New Castle News

July 4, 2013

Ohio track not competition concern, developers say

Mary Grzebieniak
New Castle News

NEW CASTLE — Developers of Lawrence Downs Casino and Racing Resort are not concerned about competition from their Austintown, Ohio, casino project.

Lawrence County Commissioner Dan Vogler said that Penn National officials also hope to obtain a gaming license by the first quarter of 2014 and are solidly committed to the project.

Vogler met with Peter Carline, Penn National’s chief executive officer, and company vice presidents Steven Snyder and Eric Schippers last week at their corporate headquarters in Wyomissing, Berks County.

Vogler said he had asked for the meeting because he was in the eastern part of the state for Pennsylvania Harness Racing and Gaming Commission meetings Wednesday and Friday last week. He said he met with the vice presidents, then with Carline, for a total of about three hours.

He said they told him they do not view their Austintown development as a competitive threat to the development of the track and casino in Mahoning Township. While Penn National has broken ground for a thoroughbred racetrack in Austintown, Ohio, about 20 miles away, the officials said they plan to market the Pennsylvania development mainly to Beaver and Butler counties and the North Hills of Pittsburgh, not to Ohio.

Vogler pointed out several other reasons the Lawrence County project has an advantage over the Ohio development, including the fact the Lawrence County site will have table games, which the Austintown facility does not, and will have harness racing instead of thoroughbred racing.

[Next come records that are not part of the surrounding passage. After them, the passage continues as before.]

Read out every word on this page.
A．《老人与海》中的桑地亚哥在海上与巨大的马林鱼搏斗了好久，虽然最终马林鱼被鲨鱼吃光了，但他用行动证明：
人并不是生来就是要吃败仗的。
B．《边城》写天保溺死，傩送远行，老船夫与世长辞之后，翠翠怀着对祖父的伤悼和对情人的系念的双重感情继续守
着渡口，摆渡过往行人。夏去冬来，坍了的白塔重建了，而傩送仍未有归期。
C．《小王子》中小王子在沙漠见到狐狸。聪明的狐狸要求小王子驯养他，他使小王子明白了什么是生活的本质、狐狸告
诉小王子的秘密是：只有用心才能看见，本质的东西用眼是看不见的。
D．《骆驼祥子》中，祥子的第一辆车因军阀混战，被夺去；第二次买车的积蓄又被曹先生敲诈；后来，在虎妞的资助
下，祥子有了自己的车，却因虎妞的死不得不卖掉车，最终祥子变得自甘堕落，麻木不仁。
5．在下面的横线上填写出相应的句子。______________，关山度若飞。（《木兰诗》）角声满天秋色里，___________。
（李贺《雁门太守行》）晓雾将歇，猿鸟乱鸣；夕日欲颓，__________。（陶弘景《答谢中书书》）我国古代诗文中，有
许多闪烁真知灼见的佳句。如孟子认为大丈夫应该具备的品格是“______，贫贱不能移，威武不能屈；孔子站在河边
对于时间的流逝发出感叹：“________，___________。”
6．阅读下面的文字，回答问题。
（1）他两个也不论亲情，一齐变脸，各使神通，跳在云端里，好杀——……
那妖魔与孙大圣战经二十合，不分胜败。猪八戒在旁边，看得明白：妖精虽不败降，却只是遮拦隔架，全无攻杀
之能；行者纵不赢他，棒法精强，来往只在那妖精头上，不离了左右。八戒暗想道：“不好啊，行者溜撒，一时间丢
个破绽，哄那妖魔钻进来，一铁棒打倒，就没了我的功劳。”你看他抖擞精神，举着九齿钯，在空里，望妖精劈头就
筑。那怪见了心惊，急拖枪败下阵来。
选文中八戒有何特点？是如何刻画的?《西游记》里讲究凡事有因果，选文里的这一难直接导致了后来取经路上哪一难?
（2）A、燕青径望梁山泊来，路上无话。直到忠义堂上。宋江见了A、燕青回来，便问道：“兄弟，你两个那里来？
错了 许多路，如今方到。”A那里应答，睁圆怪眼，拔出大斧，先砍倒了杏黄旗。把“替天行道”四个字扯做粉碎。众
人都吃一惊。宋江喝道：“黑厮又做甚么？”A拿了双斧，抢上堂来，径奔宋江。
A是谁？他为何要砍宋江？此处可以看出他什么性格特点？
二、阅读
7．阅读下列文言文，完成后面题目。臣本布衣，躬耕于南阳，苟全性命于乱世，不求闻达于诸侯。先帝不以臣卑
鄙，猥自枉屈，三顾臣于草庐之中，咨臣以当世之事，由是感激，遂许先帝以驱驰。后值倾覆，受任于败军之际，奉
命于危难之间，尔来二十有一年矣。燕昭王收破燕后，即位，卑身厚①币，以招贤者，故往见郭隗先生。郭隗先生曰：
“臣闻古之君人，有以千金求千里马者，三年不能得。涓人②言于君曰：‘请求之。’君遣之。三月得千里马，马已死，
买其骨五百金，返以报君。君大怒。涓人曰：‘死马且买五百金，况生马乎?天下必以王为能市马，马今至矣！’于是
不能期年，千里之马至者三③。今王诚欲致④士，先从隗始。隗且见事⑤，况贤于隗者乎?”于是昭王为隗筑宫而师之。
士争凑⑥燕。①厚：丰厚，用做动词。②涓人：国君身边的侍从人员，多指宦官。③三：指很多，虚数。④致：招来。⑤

Another advantage, Vogler said, is that the local development would allow smoking in designated areas, while Ohio law prohibits any smoking in such a facility.

Vogler added the distance between the Ohio development and the proposed Lawrence County site is about the same as between the Pittsburgh area’s  Meadows and Rivers casinos, which are both thriving.

The three company officials expressed their commitment to the Lawrence County project, Vogler said, adding he also pledged the commissioners’ cooperation and assistance. An application for a gaming license for Lawrence Downs is before the Pennsylvania Gaming Commission and a local public hearing must be conducted prior to action on the application.

Penn National, which owns 30 percent of the Lawrence County proposed development and will manage it, also owns a casino in Dauphin County, Pa. Endeka Entertainment is the other partner in Lawrence Downs.

The Lawrence County commissioners will be floating a $50 million bond for the project, which they will pay back with the county’s share of revenues from the racetrack.